A Câmara Municipal de Belo Horizonte (CMBH) aprovou, em segundo turno, nesta quinta-feira (14), o Projeto de Lei 468/2025, que obriga agências bancárias da capital a disponibilizarem cadeiras para idosos, gestantes, pessoas com deficiência, pessoas com mobilidade reduzida e acompanhantes com bebês de colo durante o atendimento.
O texto é de autoria do vereador Neném da Farmácia (Mobiliza) e foi aprovado por 38 votos favoráveis e nenhum contrário. Agora, a proposta segue para sanção ou veto do prefeito Álvaro Damião (União Brasil).

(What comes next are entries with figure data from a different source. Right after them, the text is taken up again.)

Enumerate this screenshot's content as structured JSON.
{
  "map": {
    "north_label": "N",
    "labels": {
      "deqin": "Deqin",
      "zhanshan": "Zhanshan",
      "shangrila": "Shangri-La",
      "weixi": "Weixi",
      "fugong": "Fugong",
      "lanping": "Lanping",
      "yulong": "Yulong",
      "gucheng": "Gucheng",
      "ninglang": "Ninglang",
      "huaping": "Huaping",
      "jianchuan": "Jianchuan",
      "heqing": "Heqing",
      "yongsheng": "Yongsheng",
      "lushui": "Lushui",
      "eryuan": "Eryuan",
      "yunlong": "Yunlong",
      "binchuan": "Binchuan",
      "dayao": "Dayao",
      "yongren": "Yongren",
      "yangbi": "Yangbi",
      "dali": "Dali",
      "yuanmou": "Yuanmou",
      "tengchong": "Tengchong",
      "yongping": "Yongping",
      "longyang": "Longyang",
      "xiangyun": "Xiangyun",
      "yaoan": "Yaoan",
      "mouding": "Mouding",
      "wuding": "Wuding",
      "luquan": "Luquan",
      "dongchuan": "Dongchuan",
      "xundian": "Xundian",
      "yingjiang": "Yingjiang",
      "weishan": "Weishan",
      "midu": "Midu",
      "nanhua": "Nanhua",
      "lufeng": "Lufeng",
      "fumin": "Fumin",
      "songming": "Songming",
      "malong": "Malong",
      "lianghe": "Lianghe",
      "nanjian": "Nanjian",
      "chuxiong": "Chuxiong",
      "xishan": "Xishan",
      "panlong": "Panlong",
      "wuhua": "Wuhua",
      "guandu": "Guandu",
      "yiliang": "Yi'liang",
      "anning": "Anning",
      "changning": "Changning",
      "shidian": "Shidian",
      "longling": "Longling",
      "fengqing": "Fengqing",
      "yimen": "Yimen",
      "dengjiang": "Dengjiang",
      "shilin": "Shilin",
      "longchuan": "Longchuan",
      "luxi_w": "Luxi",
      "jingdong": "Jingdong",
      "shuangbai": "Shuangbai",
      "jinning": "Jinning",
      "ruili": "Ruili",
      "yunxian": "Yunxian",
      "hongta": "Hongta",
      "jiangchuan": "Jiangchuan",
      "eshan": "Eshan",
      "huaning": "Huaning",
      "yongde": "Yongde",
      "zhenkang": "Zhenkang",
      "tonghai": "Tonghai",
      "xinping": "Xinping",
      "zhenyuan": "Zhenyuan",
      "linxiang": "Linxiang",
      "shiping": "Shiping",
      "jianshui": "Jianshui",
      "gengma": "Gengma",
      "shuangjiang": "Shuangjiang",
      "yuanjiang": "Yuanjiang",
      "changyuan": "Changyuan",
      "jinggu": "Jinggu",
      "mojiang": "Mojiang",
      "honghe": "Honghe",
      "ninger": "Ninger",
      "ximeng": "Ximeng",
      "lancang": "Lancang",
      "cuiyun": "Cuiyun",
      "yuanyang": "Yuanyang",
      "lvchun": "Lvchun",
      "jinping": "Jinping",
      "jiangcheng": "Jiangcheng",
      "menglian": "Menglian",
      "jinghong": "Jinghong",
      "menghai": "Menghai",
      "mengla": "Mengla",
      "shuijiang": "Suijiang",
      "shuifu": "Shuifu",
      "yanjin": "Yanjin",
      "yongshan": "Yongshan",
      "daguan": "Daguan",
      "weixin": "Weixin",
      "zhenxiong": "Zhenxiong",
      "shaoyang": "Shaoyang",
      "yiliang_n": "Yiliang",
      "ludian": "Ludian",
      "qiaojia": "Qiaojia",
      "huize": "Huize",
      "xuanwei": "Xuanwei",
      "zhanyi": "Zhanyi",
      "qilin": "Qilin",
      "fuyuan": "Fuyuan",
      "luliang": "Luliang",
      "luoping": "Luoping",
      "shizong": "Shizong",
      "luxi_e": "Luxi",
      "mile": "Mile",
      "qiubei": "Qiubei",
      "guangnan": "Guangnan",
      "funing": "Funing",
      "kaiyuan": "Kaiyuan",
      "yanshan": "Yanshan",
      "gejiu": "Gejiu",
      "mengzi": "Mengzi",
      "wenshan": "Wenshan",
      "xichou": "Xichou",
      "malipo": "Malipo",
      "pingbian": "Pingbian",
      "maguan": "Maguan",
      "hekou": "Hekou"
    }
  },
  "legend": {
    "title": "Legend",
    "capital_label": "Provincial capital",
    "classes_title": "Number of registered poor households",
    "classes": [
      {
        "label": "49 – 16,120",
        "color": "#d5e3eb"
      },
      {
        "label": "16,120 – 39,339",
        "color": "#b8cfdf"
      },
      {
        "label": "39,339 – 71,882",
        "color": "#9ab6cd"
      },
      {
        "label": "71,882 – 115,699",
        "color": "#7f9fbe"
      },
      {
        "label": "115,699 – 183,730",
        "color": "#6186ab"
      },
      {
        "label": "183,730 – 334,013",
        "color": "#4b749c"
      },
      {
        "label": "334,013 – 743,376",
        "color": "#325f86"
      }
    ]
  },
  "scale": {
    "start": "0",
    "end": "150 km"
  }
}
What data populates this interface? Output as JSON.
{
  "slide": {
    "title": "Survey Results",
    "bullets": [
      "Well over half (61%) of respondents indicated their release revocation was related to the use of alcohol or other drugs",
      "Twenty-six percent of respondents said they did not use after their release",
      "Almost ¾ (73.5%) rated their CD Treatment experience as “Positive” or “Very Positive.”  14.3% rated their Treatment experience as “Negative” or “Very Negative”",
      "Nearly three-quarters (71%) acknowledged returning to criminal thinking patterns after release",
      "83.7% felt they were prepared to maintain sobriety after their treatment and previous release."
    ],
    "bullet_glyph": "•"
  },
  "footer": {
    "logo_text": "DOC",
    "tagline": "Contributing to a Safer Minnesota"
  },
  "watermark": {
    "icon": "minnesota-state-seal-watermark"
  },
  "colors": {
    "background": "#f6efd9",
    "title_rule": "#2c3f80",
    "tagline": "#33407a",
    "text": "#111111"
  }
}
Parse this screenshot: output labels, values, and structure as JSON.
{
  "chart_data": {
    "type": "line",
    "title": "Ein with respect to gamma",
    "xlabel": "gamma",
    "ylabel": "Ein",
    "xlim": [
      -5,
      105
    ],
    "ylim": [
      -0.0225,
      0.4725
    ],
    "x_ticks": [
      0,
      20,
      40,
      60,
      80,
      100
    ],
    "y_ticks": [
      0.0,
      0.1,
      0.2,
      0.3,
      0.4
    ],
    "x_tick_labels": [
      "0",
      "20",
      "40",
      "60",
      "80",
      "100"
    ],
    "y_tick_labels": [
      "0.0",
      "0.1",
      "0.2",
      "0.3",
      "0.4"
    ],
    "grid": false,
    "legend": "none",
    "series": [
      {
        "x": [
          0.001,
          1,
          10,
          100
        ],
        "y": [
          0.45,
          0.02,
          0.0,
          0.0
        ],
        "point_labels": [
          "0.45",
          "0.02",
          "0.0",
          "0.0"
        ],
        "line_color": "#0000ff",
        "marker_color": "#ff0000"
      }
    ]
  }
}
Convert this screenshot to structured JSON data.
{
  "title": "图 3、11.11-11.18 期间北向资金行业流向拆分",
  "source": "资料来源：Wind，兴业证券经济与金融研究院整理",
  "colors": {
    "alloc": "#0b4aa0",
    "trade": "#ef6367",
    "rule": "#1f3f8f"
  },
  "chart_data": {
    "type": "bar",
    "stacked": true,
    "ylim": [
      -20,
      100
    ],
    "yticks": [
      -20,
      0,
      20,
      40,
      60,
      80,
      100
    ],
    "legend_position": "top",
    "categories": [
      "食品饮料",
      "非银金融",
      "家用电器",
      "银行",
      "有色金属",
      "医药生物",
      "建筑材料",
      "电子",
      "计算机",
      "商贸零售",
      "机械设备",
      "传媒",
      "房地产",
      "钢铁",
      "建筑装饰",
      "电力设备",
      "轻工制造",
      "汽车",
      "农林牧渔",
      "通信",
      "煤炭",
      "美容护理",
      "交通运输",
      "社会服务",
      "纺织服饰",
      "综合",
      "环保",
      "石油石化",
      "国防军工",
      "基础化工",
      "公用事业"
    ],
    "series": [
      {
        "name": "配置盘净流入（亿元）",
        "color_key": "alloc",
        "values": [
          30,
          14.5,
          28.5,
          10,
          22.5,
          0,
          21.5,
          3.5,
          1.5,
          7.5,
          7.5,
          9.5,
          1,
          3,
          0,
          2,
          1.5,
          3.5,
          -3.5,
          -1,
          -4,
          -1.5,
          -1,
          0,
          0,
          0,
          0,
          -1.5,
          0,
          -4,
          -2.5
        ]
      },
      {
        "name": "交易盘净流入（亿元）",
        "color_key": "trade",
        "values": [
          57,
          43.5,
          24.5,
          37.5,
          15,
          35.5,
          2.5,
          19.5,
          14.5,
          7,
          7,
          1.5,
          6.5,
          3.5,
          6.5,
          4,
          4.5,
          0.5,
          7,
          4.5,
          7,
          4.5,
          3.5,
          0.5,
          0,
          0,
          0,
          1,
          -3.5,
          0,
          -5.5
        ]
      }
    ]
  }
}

A proposta determina que os assentos estejam em locais visíveis, acessíveis e em boas condições de conservação, com o objetivo de garantir mais conforto e dignidade ao público prioritário durante o tempo de espera nas agências.
Vereador defende “cuidado, respeito e dignidade”
Durante a discussão do projeto no plenário, Neném da Farmácia afirmou que a proposta busca garantir tratamento mais humanizado para pessoas em situação de vulnerabilidade.
“A sociedade verdadeiramente humana é aquela que enxerga as dificuldades enfrentadas pelos seus cidadãos e busca soluções práticas para amenizá-las. Não podemos ignorar o cansaço, o desconforto e muitas vezes o sofrimento físico de pessoas obrigadas a permanecer em pé durante longos períodos de espera”, afirmou.
O vereador também destacou que a medida está fundamentada em “cuidado, respeito e dignidade”.
“Respeitar é compreender que pessoas diferentes possuem necessidades diferentes. E garantir igualdade muitas vezes significa oferecer condições adequadas justamente àquelas que mais precisam”, disse.
Projeto cita proteção a idosos, gestantes e pessoas com deficiência
O parecer da Comissão de Direitos Humanos da Câmara argumenta que o projeto amplia mecanismos de acessibilidade e proteção previstos em legislações federais e municipais. O texto menciona o Estatuto da Pessoa Idosa, a Lei Brasileira de Inclusão e normas municipais relacionadas ao atendimento prioritário.
Segundo o documento, a ausência de assentos pode representar risco à saúde e dificultar o acesso pleno de pessoas vulneráveis aos serviços bancários. O parecer também aponta que a proposta dialoga com políticas públicas de cuidado e inclusão social já existentes em Belo Horizonte.